«Cette initiative est inutile! Elle va engendrer de la bureaucratie à n’en plus finir», lance Jacques Bourgeois, président de l’Union suisse des paysans (USP).
Une prise de position qui reflète les poussées d’urticaire que provoque dans le monde rural l’initiative pour instituer des avocats pour animaux dans tous les cantons, soumise à votation le 7 mars. Commentaire de Jean-Luc Chollet, éleveur et député UDC au Grand Conseil vaudois: «Les paysans doivent répondre à toutes sortes de contrôles et de tracasseries. Nos animaux sont les mieux protégés au monde!»
La Protection suisse des animaux (PSA) reconnaît que le sort des bêtes de rente s’est amélioré en Suisse dans la dernière décennie. La nouvelle Loi sur la protection des animaux a entériné, en 2008, des évolutions notables dans les élevages: obligation de sortir les animaux, anesthésie obligatoire pour écorner des bovins ou castrer des porcelets.
«Les exploitations à l’ancienne comme la mienne, avec des bovins attachés et un dresse vache (ndlr: dispositif électrique pour dissuader les vaches de faire leurs besoins sur leur litière), ont presque toutes disparu», constate Jean-Luc Chollet. Les agriculteurs qui perçoivent des paiements directs sont contrôlés tous les deux ans et risquent des réductions de subsides, en plus des amendes.
Dénonciations de voisinage
Malgré cela, des cas graves de maltraitance sont découverts chaque année. L’an dernier, un paysan de Châtel-Saint-Denis (FR) a été condamné à 1000?francs d’amende et s’est vu retirer ses vaches pour avoir laissé son troupeau à l’abandon. «Ces cas font beaucoup parler, mais ils sont rares, assure Jean-Michel Carnal, président de la Chambre d’agriculture du Jura bernois. Ces histoires relèvent de la négligence et sont liées à des drames sociaux.»
Mais alors pourquoi une agriculture si soucieuse du bien-être des animaux ne soutient-elle pas l’initiative? La question titille le Genevois Luc Barthassat, agriculteur et conseiller national PDC: «Je déplore que l’USP et la majorité des paysans la combattent. Cela laisse supposer que les paysans ont quelque chose à cacher.»
Jacques-Henri Penseyres, vétérinaire cantonal vaudois, dit comprendre les agriculteurs: «Ils ont peur d’être soumis à des pressions encore plus grandes alors que des citoyens font ce qu’ils veulent avec leurs animaux dans leur appartement.»
Les paysans, eux, font facilement l’objet de dénonciations de voisinage. «Nous craignons d’être dénoncés pour une vache qui boîte alors qu’elle n’est pas blessée, dit David Bernardi, éleveur au balcon du Jura. Sans compter les malveillants qui n’aiment pas les paysans.»
Samuel Debrot, président de la Société vaudoise de protection des animaux, confirme que «depuis que les citadins ont construit en campagne, ils nous signalent beaucoup de cas».
Lorsqu’ils sont avérés, les cas de maltraitance n’aboutissent pas nécessairement à une condamnation. Au début du mois, un juge d’instruction a ainsi annulé une amende de 600?francs infligée à deux éleveurs de Derborence (VS) qui avaient laissé mourir de faim quinze moutons.

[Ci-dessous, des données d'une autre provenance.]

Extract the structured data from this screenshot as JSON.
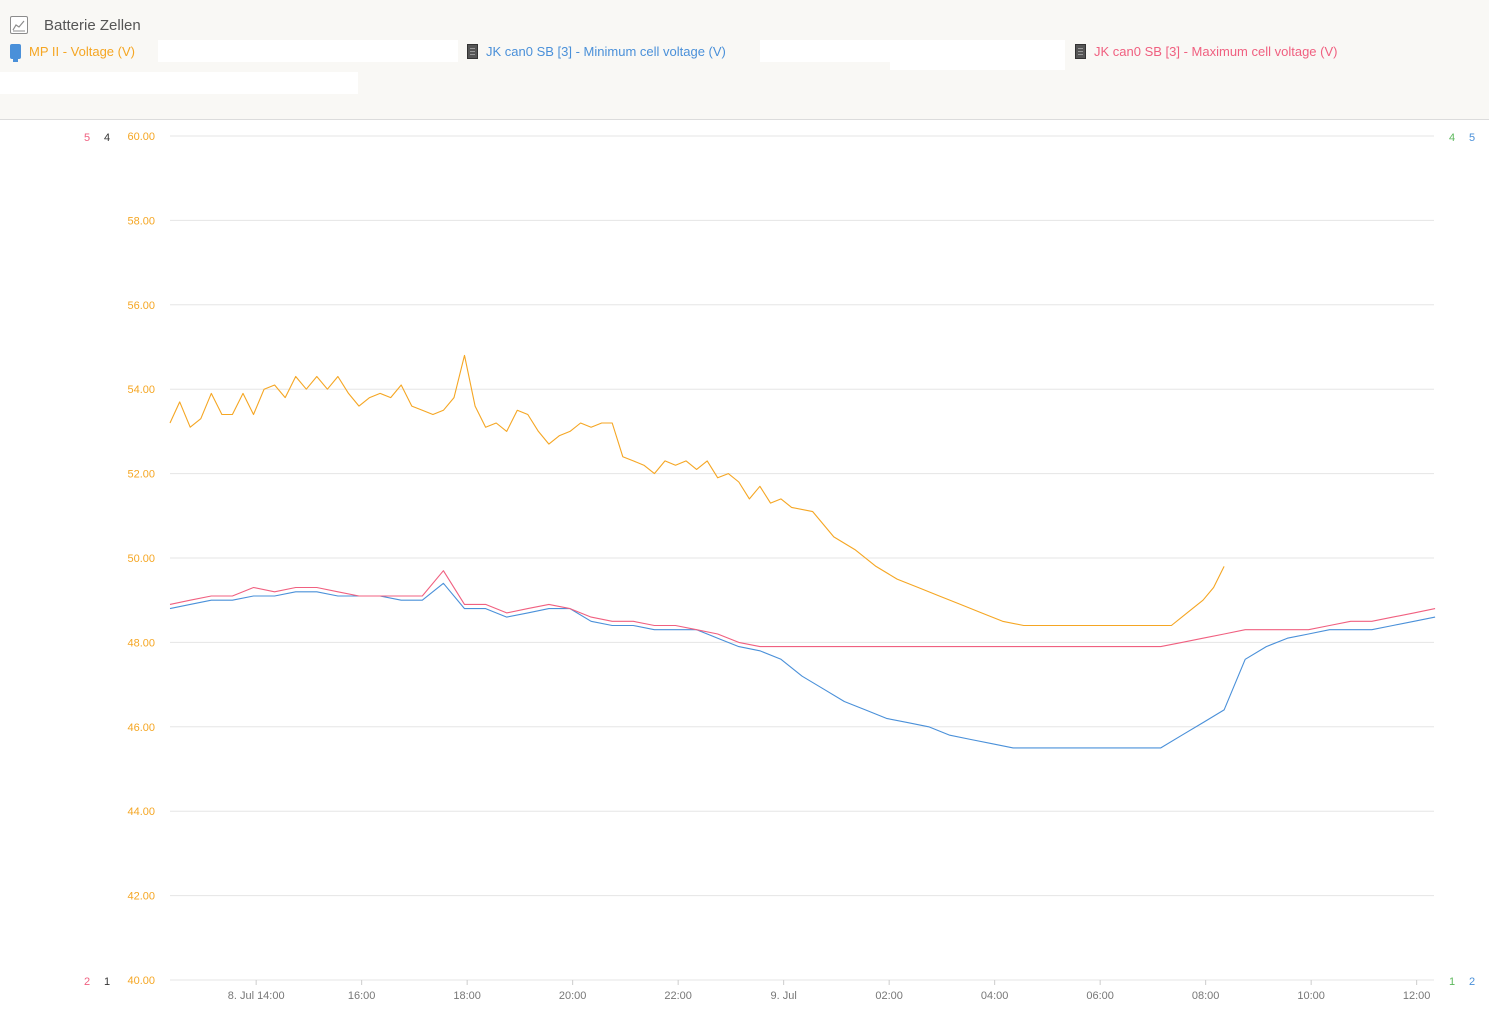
{
  "header": {
    "title": "Batterie Zellen",
    "icon": "line-chart-icon"
  },
  "legend": [
    {
      "label": "MP II  - Voltage (V)",
      "color": "#f5a623",
      "icon": "multiplus-icon"
    },
    {
      "label": "JK can0 SB [3]  - Minimum cell voltage (V)",
      "color": "#4a90d9",
      "icon": "battery-icon"
    },
    {
      "label": "JK can0 SB [3]  - Maximum cell voltage (V)",
      "color": "#f06080",
      "icon": "battery-icon"
    }
  ],
  "colors": {
    "voltage": "#f5a623",
    "min_cell": "#4a90d9",
    "max_cell": "#f06080",
    "axis_green": "#5cb85c",
    "axis_dark": "#333333",
    "grid": "#e5e5e5",
    "tick_text": "#777777"
  },
  "chart_data": {
    "type": "line",
    "title": "Batterie Zellen",
    "xlabel": "",
    "ylabel": "",
    "grid": true,
    "legend_position": "top",
    "x_range": [
      "2025-07-08 12:22",
      "2025-07-09 12:25"
    ],
    "ylim": [
      40,
      60
    ],
    "y_ticks": [
      "60.00",
      "58.00",
      "56.00",
      "54.00",
      "52.00",
      "50.00",
      "48.00",
      "46.00",
      "44.00",
      "42.00",
      "40.00"
    ],
    "x_ticks": [
      "8. Jul 14:00",
      "16:00",
      "18:00",
      "20:00",
      "22:00",
      "9. Jul",
      "02:00",
      "04:00",
      "06:00",
      "08:00",
      "10:00",
      "12:00"
    ],
    "extra_axes": {
      "left_outer": {
        "top": "5",
        "bottom": "2",
        "color": "#f06080"
      },
      "left_inner": {
        "top": "4",
        "bottom": "1",
        "color": "#333333"
      },
      "right_inner": {
        "top": "4",
        "bottom": "1",
        "color": "#5cb85c"
      },
      "right_outer": {
        "top": "5",
        "bottom": "2",
        "color": "#4a90d9"
      }
    },
    "series": [
      {
        "name": "MP II  - Voltage (V)",
        "color": "#f5a623",
        "x": [
          "07-08 12:22",
          "07-08 12:33",
          "07-08 12:45",
          "07-08 12:57",
          "07-08 13:09",
          "07-08 13:21",
          "07-08 13:33",
          "07-08 13:45",
          "07-08 13:57",
          "07-08 14:09",
          "07-08 14:21",
          "07-08 14:33",
          "07-08 14:45",
          "07-08 14:57",
          "07-08 15:09",
          "07-08 15:21",
          "07-08 15:33",
          "07-08 15:45",
          "07-08 15:57",
          "07-08 16:09",
          "07-08 16:21",
          "07-08 16:33",
          "07-08 16:45",
          "07-08 16:57",
          "07-08 17:09",
          "07-08 17:21",
          "07-08 17:33",
          "07-08 17:45",
          "07-08 17:57",
          "07-08 18:09",
          "07-08 18:21",
          "07-08 18:33",
          "07-08 18:45",
          "07-08 18:57",
          "07-08 19:09",
          "07-08 19:21",
          "07-08 19:33",
          "07-08 19:45",
          "07-08 19:57",
          "07-08 20:09",
          "07-08 20:21",
          "07-08 20:33",
          "07-08 20:45",
          "07-08 20:57",
          "07-08 21:09",
          "07-08 21:21",
          "07-08 21:33",
          "07-08 21:45",
          "07-08 21:57",
          "07-08 22:09",
          "07-08 22:21",
          "07-08 22:33",
          "07-08 22:45",
          "07-08 22:57",
          "07-08 23:09",
          "07-08 23:21",
          "07-08 23:33",
          "07-08 23:45",
          "07-08 23:57",
          "07-09 00:09",
          "07-09 00:33",
          "07-09 00:57",
          "07-09 01:21",
          "07-09 01:45",
          "07-09 02:09",
          "07-09 02:33",
          "07-09 02:57",
          "07-09 03:21",
          "07-09 03:45",
          "07-09 04:09",
          "07-09 04:33",
          "07-09 04:57",
          "07-09 05:21",
          "07-09 05:45",
          "07-09 06:09",
          "07-09 06:33",
          "07-09 06:57",
          "07-09 07:09",
          "07-09 07:21",
          "07-09 07:33",
          "07-09 07:45",
          "07-09 07:57",
          "07-09 08:09",
          "07-09 08:21"
        ],
        "values": [
          53.2,
          53.7,
          53.1,
          53.3,
          53.9,
          53.4,
          53.4,
          53.9,
          53.4,
          54.0,
          54.1,
          53.8,
          54.3,
          54.0,
          54.3,
          54.0,
          54.3,
          53.9,
          53.6,
          53.8,
          53.9,
          53.8,
          54.1,
          53.6,
          53.5,
          53.4,
          53.5,
          53.8,
          54.8,
          53.6,
          53.1,
          53.2,
          53.0,
          53.5,
          53.4,
          53.0,
          52.7,
          52.9,
          53.0,
          53.2,
          53.1,
          53.2,
          53.2,
          52.4,
          52.3,
          52.2,
          52.0,
          52.3,
          52.2,
          52.3,
          52.1,
          52.3,
          51.9,
          52.0,
          51.8,
          51.4,
          51.7,
          51.3,
          51.4,
          51.2,
          51.1,
          50.5,
          50.2,
          49.8,
          49.5,
          49.3,
          49.1,
          48.9,
          48.7,
          48.5,
          48.4,
          48.4,
          48.4,
          48.4,
          48.4,
          48.4,
          48.4,
          48.4,
          48.4,
          48.6,
          48.8,
          49.0,
          49.3,
          49.8
        ]
      },
      {
        "name": "JK can0 SB [3]  - Minimum cell voltage (V)",
        "color": "#4a90d9",
        "x": [
          "07-08 12:22",
          "07-08 12:45",
          "07-08 13:09",
          "07-08 13:33",
          "07-08 13:57",
          "07-08 14:21",
          "07-08 14:45",
          "07-08 15:09",
          "07-08 15:33",
          "07-08 15:57",
          "07-08 16:21",
          "07-08 16:45",
          "07-08 17:09",
          "07-08 17:33",
          "07-08 17:57",
          "07-08 18:21",
          "07-08 18:45",
          "07-08 19:09",
          "07-08 19:33",
          "07-08 19:57",
          "07-08 20:21",
          "07-08 20:45",
          "07-08 21:09",
          "07-08 21:33",
          "07-08 21:57",
          "07-08 22:21",
          "07-08 22:45",
          "07-08 23:09",
          "07-08 23:33",
          "07-08 23:57",
          "07-09 00:21",
          "07-09 00:45",
          "07-09 01:09",
          "07-09 01:33",
          "07-09 01:57",
          "07-09 02:21",
          "07-09 02:45",
          "07-09 03:09",
          "07-09 03:33",
          "07-09 03:57",
          "07-09 04:21",
          "07-09 04:45",
          "07-09 05:09",
          "07-09 05:33",
          "07-09 05:57",
          "07-09 06:21",
          "07-09 06:45",
          "07-09 07:09",
          "07-09 07:33",
          "07-09 07:57",
          "07-09 08:21",
          "07-09 08:45",
          "07-09 09:09",
          "07-09 09:33",
          "07-09 09:57",
          "07-09 10:21",
          "07-09 10:45",
          "07-09 11:09",
          "07-09 11:33",
          "07-09 11:57",
          "07-09 12:21"
        ],
        "values": [
          48.8,
          48.9,
          49.0,
          49.0,
          49.1,
          49.1,
          49.2,
          49.2,
          49.1,
          49.1,
          49.1,
          49.0,
          49.0,
          49.4,
          48.8,
          48.8,
          48.6,
          48.7,
          48.8,
          48.8,
          48.5,
          48.4,
          48.4,
          48.3,
          48.3,
          48.3,
          48.1,
          47.9,
          47.8,
          47.6,
          47.2,
          46.9,
          46.6,
          46.4,
          46.2,
          46.1,
          46.0,
          45.8,
          45.7,
          45.6,
          45.5,
          45.5,
          45.5,
          45.5,
          45.5,
          45.5,
          45.5,
          45.5,
          45.8,
          46.1,
          46.4,
          47.6,
          47.9,
          48.1,
          48.2,
          48.3,
          48.3,
          48.3,
          48.4,
          48.5,
          48.6
        ]
      },
      {
        "name": "JK can0 SB [3]  - Maximum cell voltage (V)",
        "color": "#f06080",
        "x": [
          "07-08 12:22",
          "07-08 12:45",
          "07-08 13:09",
          "07-08 13:33",
          "07-08 13:57",
          "07-08 14:21",
          "07-08 14:45",
          "07-08 15:09",
          "07-08 15:33",
          "07-08 15:57",
          "07-08 16:21",
          "07-08 16:45",
          "07-08 17:09",
          "07-08 17:33",
          "07-08 17:57",
          "07-08 18:21",
          "07-08 18:45",
          "07-08 19:09",
          "07-08 19:33",
          "07-08 19:57",
          "07-08 20:21",
          "07-08 20:45",
          "07-08 21:09",
          "07-08 21:33",
          "07-08 21:57",
          "07-08 22:21",
          "07-08 22:45",
          "07-08 23:09",
          "07-08 23:33",
          "07-08 23:57",
          "07-09 00:21",
          "07-09 00:45",
          "07-09 01:09",
          "07-09 01:33",
          "07-09 01:57",
          "07-09 02:21",
          "07-09 02:45",
          "07-09 03:09",
          "07-09 03:33",
          "07-09 03:57",
          "07-09 04:21",
          "07-09 04:45",
          "07-09 05:09",
          "07-09 05:33",
          "07-09 05:57",
          "07-09 06:21",
          "07-09 06:45",
          "07-09 07:09",
          "07-09 07:33",
          "07-09 07:57",
          "07-09 08:21",
          "07-09 08:45",
          "07-09 09:09",
          "07-09 09:33",
          "07-09 09:57",
          "07-09 10:21",
          "07-09 10:45",
          "07-09 11:09",
          "07-09 11:33",
          "07-09 11:57",
          "07-09 12:21"
        ],
        "values": [
          48.9,
          49.0,
          49.1,
          49.1,
          49.3,
          49.2,
          49.3,
          49.3,
          49.2,
          49.1,
          49.1,
          49.1,
          49.1,
          49.7,
          48.9,
          48.9,
          48.7,
          48.8,
          48.9,
          48.8,
          48.6,
          48.5,
          48.5,
          48.4,
          48.4,
          48.3,
          48.2,
          48.0,
          47.9,
          47.9,
          47.9,
          47.9,
          47.9,
          47.9,
          47.9,
          47.9,
          47.9,
          47.9,
          47.9,
          47.9,
          47.9,
          47.9,
          47.9,
          47.9,
          47.9,
          47.9,
          47.9,
          47.9,
          48.0,
          48.1,
          48.2,
          48.3,
          48.3,
          48.3,
          48.3,
          48.4,
          48.5,
          48.5,
          48.6,
          48.7,
          48.8
        ]
      }
    ]
  }
}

Motif: prescription. «C’est pour éviter que la justice ne traîne ou que les affaires ne se règlent entre copains qu’il faut un avocat, commente Luc Barthassat. L’honneur de notre profession est en jeu.»
Les vaches aiment le froid
Cas d’école
L’exemple des troupeaux de bovins exposés au froid illustre la crainte des paysans d’être dénoncés pour des peccadilles. Le Service vétérinaire cantonal neuchâtelois recevait de nombreux appels l’an dernier pour signaler «des vaches en détresse dans le froid et la haute neige», selon Terre & Nature. Or, ces animaux ne craignent pas le froid.
Au contraire, ils préfèrent le froid sec au chaud humide des étables. La nouvelle ordonnance fédérale sur la protection des animaux stipule que le bétail à l’attache doit effectuer au moins trente sorties l’hiver. Va pour les vaches, «mais nous avons de vrais cas de moutons qui souffrent en hiver», nuance Samuel Debrot, président de la SVPA (Société vaudoise de protection des animaux).